LUNGSTRUM, District Judge.

Plaintiff filed suit against her employer alleging violations of Title VII of the Civil Rights Act of 1964, 42 U.S.C. § 2000e et seq., and the Age Discrimination in Employment Act, 29 U.S.C. § 621 et seq. Specifically, plaintiff contends that her su *1259 pervisors discriminated against her on the basis of her sex, race and/or age and that her supervisors retaliated against her for engaging in protected activity. Plaintiff further contends that her supervisors subjected her to harassment based on her sex, race and/or age and/or in retaliation for engaging in protected activity. This matter is presently before the court on defendant’s motion for summary judgment (doc. # 28). As explained more fully below, defendant’s motion is granted in part and denied in part.

• Facts

The following facts are uncontroverted or related in the light most favorable to plaintiff, the nonmoving party. Plaintiff is a fifty-year-old African-American female. She began working for defendant in 1973 and, aside from short periods of lay-off, has worked at defendant’s assembly plant in Kansas City, Kansas since that time. The first twenty-five years of plaintiffs employment apparently passed without incident and, in any event, are not relevant to the issues in this case. In 1998, however, plaintiff began experiencing allegedly discriminatory and retaliatory conduct that would later form the basis of her complaint in this suit.

In 1998, plaintiff was working as a “pool” member on defendant’s “care line.” The care line, an area of defendant’s reliability department, is the final line at the plant where cars are inspected before defendant ships those cars to dealers. As a “pool” member of the care line, plaintiff essentially “filled in” when regular employees of the care line were absent. Fifteen different jobs existed on the care line and plaintiff was required to know how to perform each of those jobs.

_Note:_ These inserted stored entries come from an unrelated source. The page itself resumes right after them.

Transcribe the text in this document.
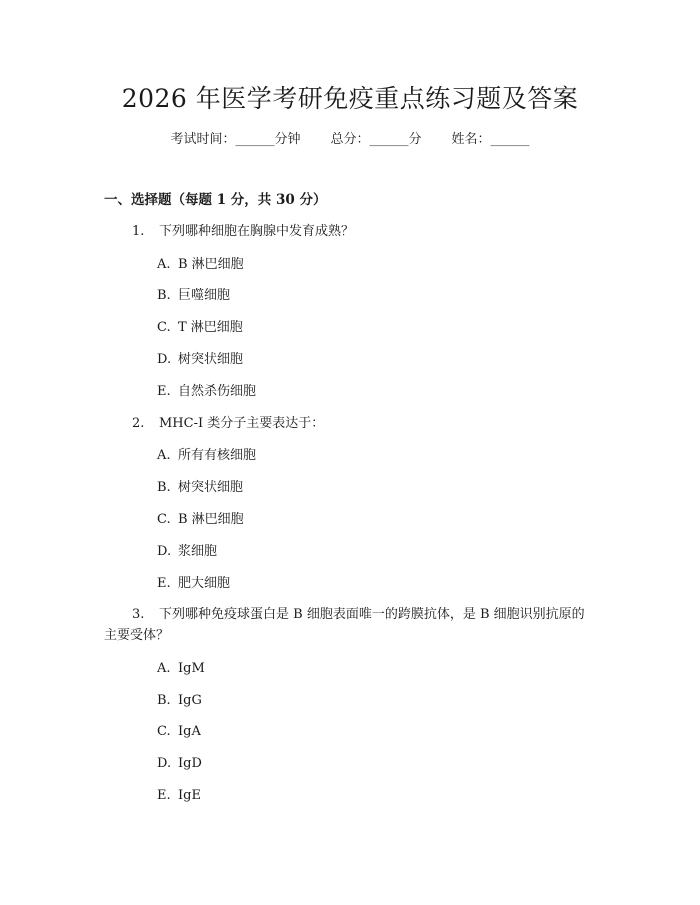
2026 年医学考研免疫重点练习题及答案
考试时间：______分钟 总分：______分 姓名：______
一、选择题（每题 1 分，共 30 分）
1. 下列哪种细胞在胸腺中发育成熟？
A. B 淋巴细胞
B. 巨噬细胞
C. T 淋巴细胞
D. 树突状细胞
E. 自然杀伤细胞
2. MHC-I 类分子主要表达于：
A. 所有有核细胞
B. 树突状细胞
C. B 淋巴细胞
D. 浆细胞
E. 肥大细胞
3. 下列哪种免疫球蛋白是 B 细胞表面唯一的跨膜抗体，是 B 细胞识别抗原的
主要受体？
A. IgM
B. IgG
C. IgA
D. IgD
E. IgE
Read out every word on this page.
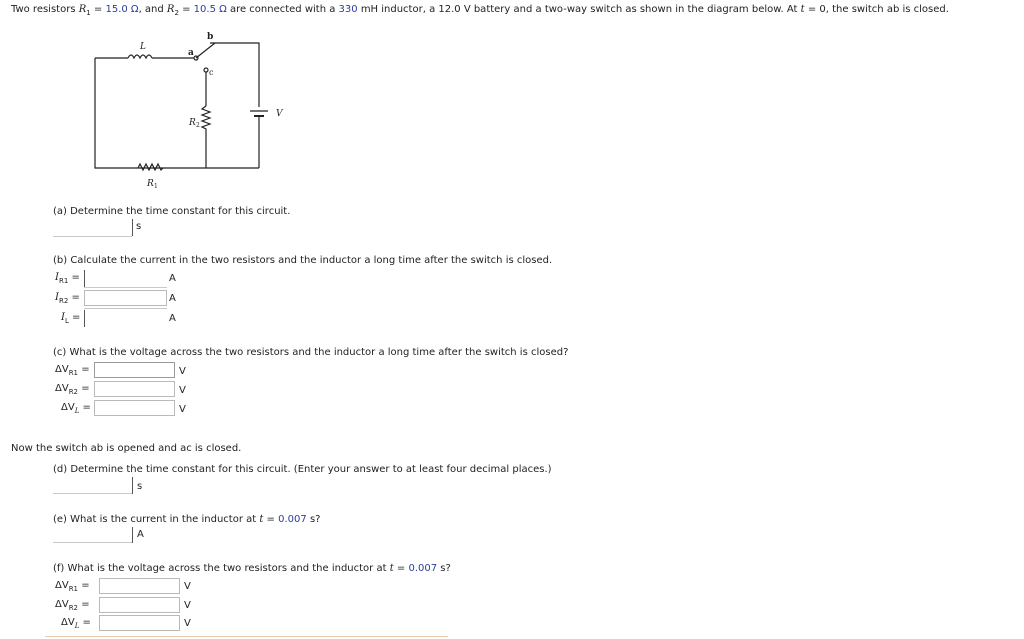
Two resistors $R_1 = 15.0$ Ω, and $R_2 = 10.5$ Ω are connected with a 330 mH inductor, a 12.0 V battery and a two-way switch as shown in the diagram below. At t = 0, the switch ab is closed.
L
a
b
c
R 2
V
R 1
(a) Determine the time constant for this circuit.
s
(b) Calculate the current in the two resistors and the inductor a long time after the switch is closed.
$I_{R1}$ =	A
$I_{R2}$ =	A
$I_L$ =	A
(c) What is the voltage across the two resistors and the inductor a long time after the switch is closed?
$\Delta V_{R1}$ =	V
$\Delta V_{R2}$ =	V
$\Delta V_L$ =	V
Now the switch ab is opened and ac is closed.
(d) Determine the time constant for this circuit. (Enter your answer to at least four decimal places.)
s
(e) What is the current in the inductor at t = 0.007 s?
A
(f) What is the voltage across the two resistors and the inductor at t = 0.007 s?
$\Delta V_{R1}$ =	V
$\Delta V_{R2}$ =	V
$\Delta V_L$ =	V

In essence, plaintiff was responsible for entering the vehicles on the line, inspecting the specific items relevant to the particular job, and then noting any defects on a form.

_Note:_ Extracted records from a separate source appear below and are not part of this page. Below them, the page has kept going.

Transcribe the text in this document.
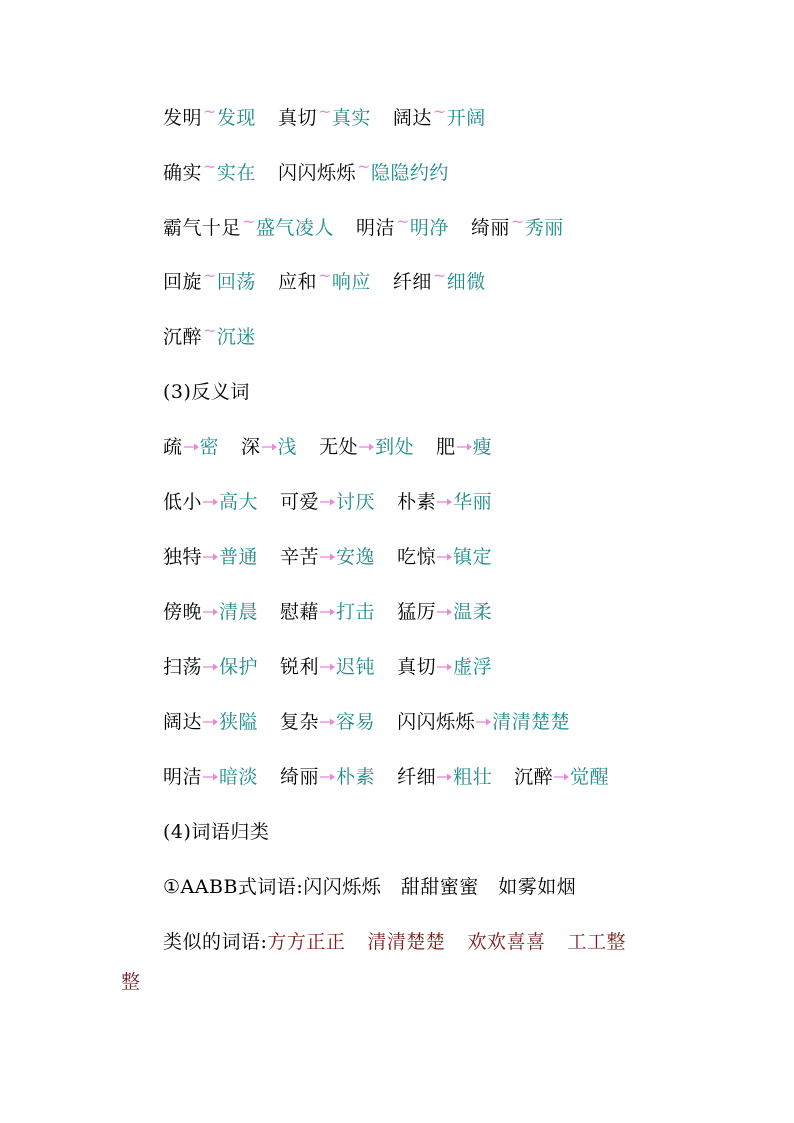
发明~发现 真切~真实 阔达~开阔
确实~实在 闪闪烁烁~隐隐约约
霸气十足~盛气凌人 明洁~明净 绮丽~秀丽
回旋~回荡 应和~响应 纤细~细微
沉醉~沉迷
(3)反义词
疏 密 深 浅 无处 到处 肥 瘦
低小 高大 可爱 讨厌 朴素 华丽
独特 普通 辛苦 安逸 吃惊 镇定
傍晚 清晨 慰藉 打击 猛厉 温柔
扫荡 保护 锐利 迟钝 真切 虚浮
阔达 狭隘 复杂 容易 闪闪烁烁 清清楚楚
明洁 暗淡 绮丽 朴素 纤细 粗壮 沉醉 觉醒
(4)词语归类
①AABB式词语:闪闪烁烁　甜甜蜜蜜　如雾如烟
类似的词语:方方正正 清清楚楚 欢欢喜喜 工工整
整
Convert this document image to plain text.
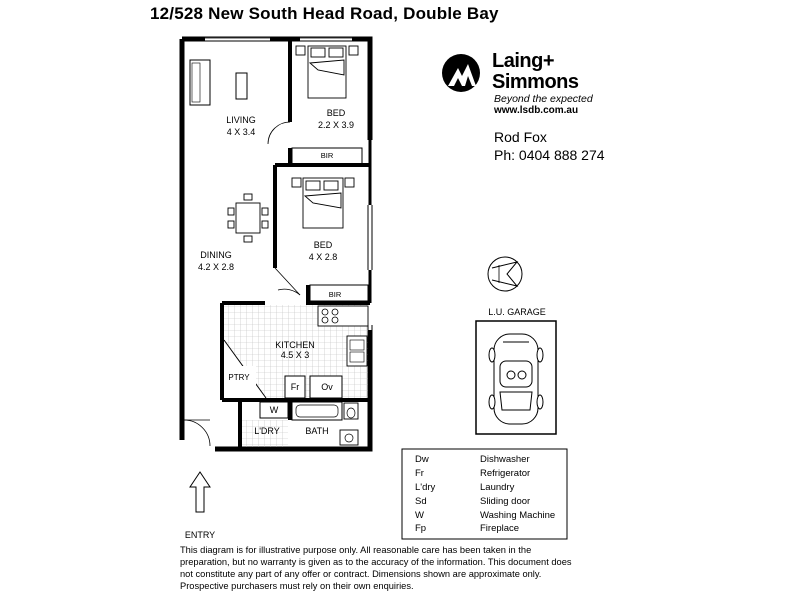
12/528 New South Head Road, Double Bay
LIVING
4 X 3.4
BED
2.2 X 3.9
BIR
BED
4 X 2.8
BIR
DINING
4.2 X 2.8
KITCHEN
4.5 X 3
PTRY
Fr Ov
W
L'DRY	BATH
ENTRY
L.U. GARAGE
Laing+
Simmons
Beyond the expected
www.lsdb.com.au
Rod Fox
Ph: 0404 888 274
Dw	Dishwasher
Fr	Refrigerator
L'dry	Laundry
Sd	Sliding door
W	Washing Machine
Fp	Fireplace
This diagram is for illustrative purpose only. All reasonable care has been taken in the preparation, but no warranty is given as to the accuracy of the information. This document does not constitute any part of any offer or contract. Dimensions shown are approximate only. Prospective purchasers must rely on their own enquiries.
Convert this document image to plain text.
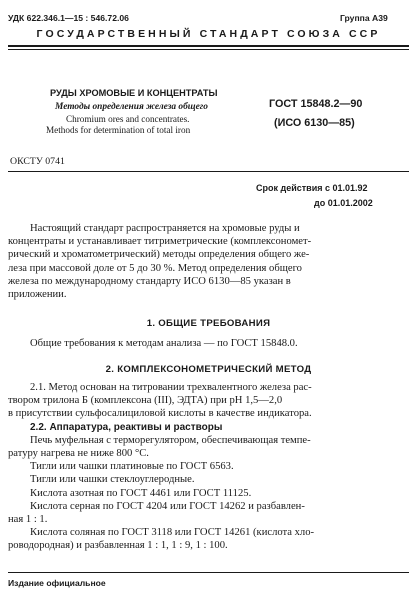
УДК 622.346.1—15 : 546.72.06	Группа А39
ГОСУДАРСТВЕННЫЙ СТАНДАРТ СОЮЗА ССР
РУДЫ ХРОМОВЫЕ И КОНЦЕНТРАТЫ
Методы определения железа общего
Chromium ores and concentrates.
Methods for determination of total iron
ГОСТ 15848.2—90
(ИСО 6130—85)
ОКСТУ 0741
Срок действия с 01.01.92
до 01.01.2002
Настоящий стандарт распространяется на хромовые руды и
концентраты и устанавливает титриметрические (комплексономет-
рический и хроматометрический) методы определения общего же-
леза при массовой доле от 5 до 30 %. Метод определения общего
железа по международному стандарту ИСО 6130—85 указан в
приложении.
1. ОБЩИЕ ТРЕБОВАНИЯ
Общие требования к методам анализа — по ГОСТ 15848.0.
2. КОМПЛЕКСОНОМЕТРИЧЕСКИЙ МЕТОД
2.1. Метод основан на титровании трехвалентного железа рас-
твором трилона Б (комплексона (III), ЭДТА) при pH 1,5—2,0
в присутствии сульфосалициловой кислоты в качестве индикатора.
2.2. Аппаратура, реактивы и растворы
Печь муфельная с терморегулятором, обеспечивающая темпе-
ратуру нагрева не ниже 800 °С.
Тигли или чашки платиновые по ГОСТ 6563.
Тигли или чашки стеклоуглеродные.
Кислота азотная по ГОСТ 4461 или ГОСТ 11125.
Кислота серная по ГОСТ 4204 или ГОСТ 14262 и разбавлен-
ная 1 : 1.
Кислота соляная по ГОСТ 3118 или ГОСТ 14261 (кислота хло-
роводородная) и разбавленная 1 : 1, 1 : 9, 1 : 100.
Издание официальное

During the summer of 1998, defendant’s management team decided that employees working on the care line would have to be “certified” at least once per month with respect to the particular jobs to which they were assigned. As a pool member required to perform all of the jobs, plaintiff had to be certified on all fifteen jobs. In this same time frame, plaintiff began working under a new supervisor, Valerie Lussier, and Ms. Lussier began the process of certifying plaintiff and others on the various care line jobs. According to plaintiff, however, Ms. Lussier required plaintiff to go through the certification process more frequently than male pool employees and, in general, monitored plaintiffs work much more closely than the work of plaintiffs male coworkers.

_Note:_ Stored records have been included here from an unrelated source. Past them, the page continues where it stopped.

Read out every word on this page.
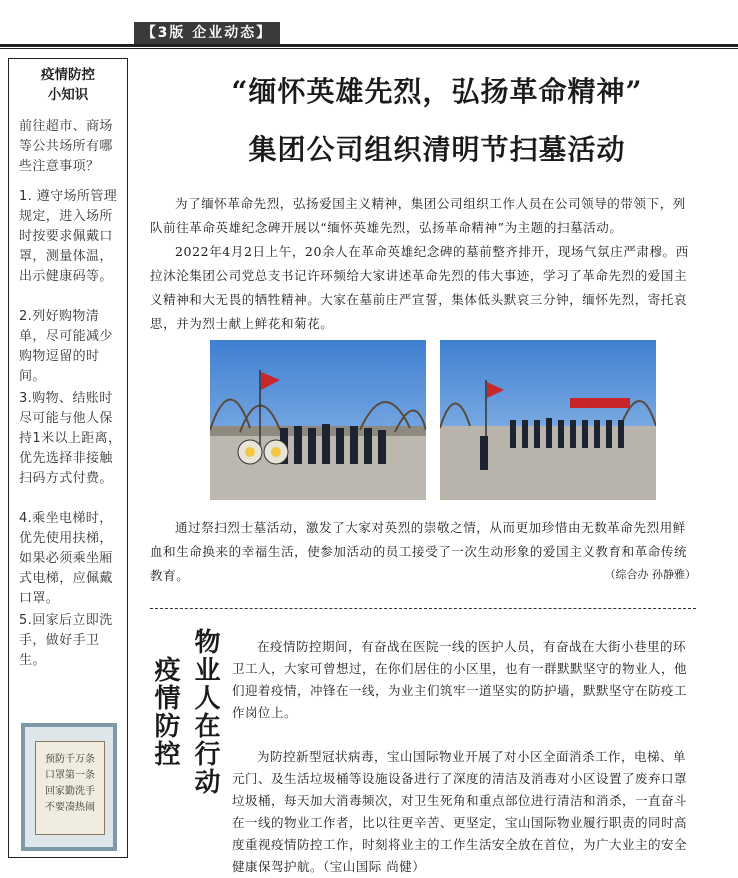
【3版 企业动态】
疫情防控
小知识
前往超市、商场等公共场所有哪些注意事项？
1. 遵守场所管理规定，进入场所时按要求佩戴口罩，测量体温，出示健康码等。
2.列好购物清单，尽可能减少购物逗留的时间。
3.购物、结账时尽可能与他人保持1米以上距离，优先选择非接触扫码方式付费。
4.乘坐电梯时，优先使用扶梯，如果必须乘坐厢式电梯，应佩戴口罩。
5.回家后立即洗手，做好手卫生。
预防千万条
口罩第一条
回家勤洗手
不要凑热闹
“缅怀英雄先烈，弘扬革命精神”
集团公司组织清明节扫墓活动
为了缅怀革命先烈，弘扬爱国主义精神，集团公司组织工作人员在公司领导的带领下，列队前往革命英雄纪念碑开展以“缅怀英雄先烈，弘扬革命精神”为主题的扫墓活动。
2022年4月2日上午，20余人在革命英雄纪念碑的墓前整齐排开，现场气氛庄严肃穆。西拉沐沦集团公司党总支书记许环频给大家讲述革命先烈的伟大事迹，学习了革命先烈的爱国主义精神和大无畏的牺牲精神。大家在墓前庄严宣誓，集体低头默哀三分钟，缅怀先烈，寄托哀思，并为烈士献上鲜花和菊花。
通过祭扫烈士墓活动，激发了大家对英烈的崇敬之情，从而更加珍惜由无数革命先烈用鲜血和生命换来的幸福生活，使参加活动的员工接受了一次生动形象的爱国主义教育和革命传统教育。	（综合办 孙静雅）
物业人在行动
疫情防控
在疫情防控期间，有奋战在医院一线的医护人员，有奋战在大街小巷里的环卫工人，大家可曾想过，在你们居住的小区里，也有一群默默坚守的物业人，他们迎着疫情，冲锋在一线，为业主们筑牢一道坚实的防护墙，默默坚守在防疫工作岗位上。
为防控新型冠状病毒，宝山国际物业开展了对小区全面消杀工作，电梯、单元门、及生活垃圾桶等设施设备进行了深度的清洁及消毒对小区设置了废弃口罩垃圾桶，每天加大消毒频次，对卫生死角和重点部位进行清洁和消杀，一直奋斗在一线的物业工作者，比以往更辛苦、更坚定，宝山国际物业履行职责的同时高度重视疫情防控工作，时刻将业主的工作生活安全放在首位，为广大业主的安全健康保驾护航。（宝山国际 尚健）
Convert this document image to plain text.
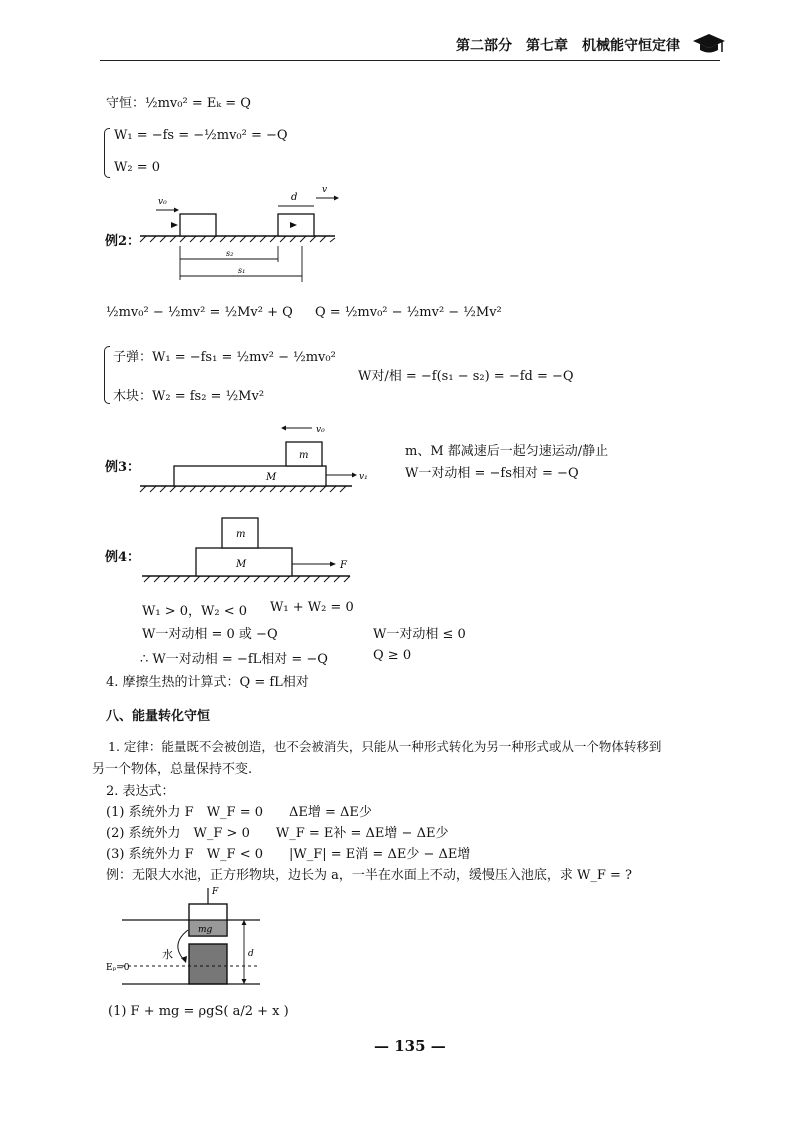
第二部分　第七章　机械能守恒定律
守恒：½mv₀² = Eₖ = Q
W₁ = −fs = −½mv₀² = −Q
W₂ = 0
例2：
v₀	d
v
s₂
s₁
½mv₀² − ½mv² = ½Mv² + Q Q = ½mv₀² − ½mv² − ½Mv²
子弹：W₁ = −fs₁ = ½mv² − ½mv₀²
木块：W₂ = fs₂ = ½Mv²
W对/相 = −f(s₁ − s₂) = −fd = −Q
例3：
m
M
v₀
v₁
m、M 都减速后一起匀速运动/静止
W一对动相 = −fs相对 = −Q
例4：
m
M	F
W₁ > 0，W₂ < 0 W₁ + W₂ = 0
W一对动相 = 0 或 −Q	W一对动相 ≤ 0
∴ W一对动相 = −fL相对 = −Q	Q ≥ 0
4. 摩擦生热的计算式：Q = fL相对
八、能量转化守恒
1. 定律：能量既不会被创造，也不会被消失，只能从一种形式转化为另一种形式或从一个物体转移到
另一个物体，总量保持不变.
2. 表达式：
(1) 系统外力 F　W_F = 0　　ΔE增 = ΔE少
(2) 系统外力　W_F > 0　　W_F = E补 = ΔE增 − ΔE少
(3) 系统外力 F　W_F < 0　　|W_F| = E消 = ΔE少 − ΔE增
例：无限大水池，正方形物块，边长为 a，一半在水面上不动，缓慢压入池底，求 W_F = ?
F
mg
水	d
Eₚ=0
(1) F + mg = ρgS( a/2 + x )
— 135 —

On August 12, 1998, plaintiff was sitting at Station 3 on the care line reviewing the inspection checklist for a particular job when Ms. Lussier approached her. At the time, plaintiff was wearing contact lenses that changed the color of plaintiffs eyes from brown to green. Plaintiff testified that Ms. Lussier leaned over plaintiff, close enough so that plaintiff could feel Ms. Lussier’s breath on her face, and asked plaintiff “Are those your eyes or are those contacts?” Ms. Lussier also allegedly told plaintiff, in a “flirty” tone, that her eyes were “pretty.” Plaintiff testified that she felt very uncomfortable with this interaction and, as a result, immediately stood up. Ms. Lussier allegedly then changed the subject of the conversation and began discussing motorcycles, having heard that plaintiff rode motorcycles. During this conversation, plaintiff claims that she felt Ms. Lussier’s breast touch her right arm. While plaintiff testified to her belief that Ms. Lussier was “coming on to her,” she conceded that the incident of physical contact may have been an accident. In any event, plaintiff gave Ms. Lussier a “dirty look” intending to send the message to Ms. *1260 Lussier that plaintiff was not interested in and was uncomfortable with Ms. Lussier’s alleged advances.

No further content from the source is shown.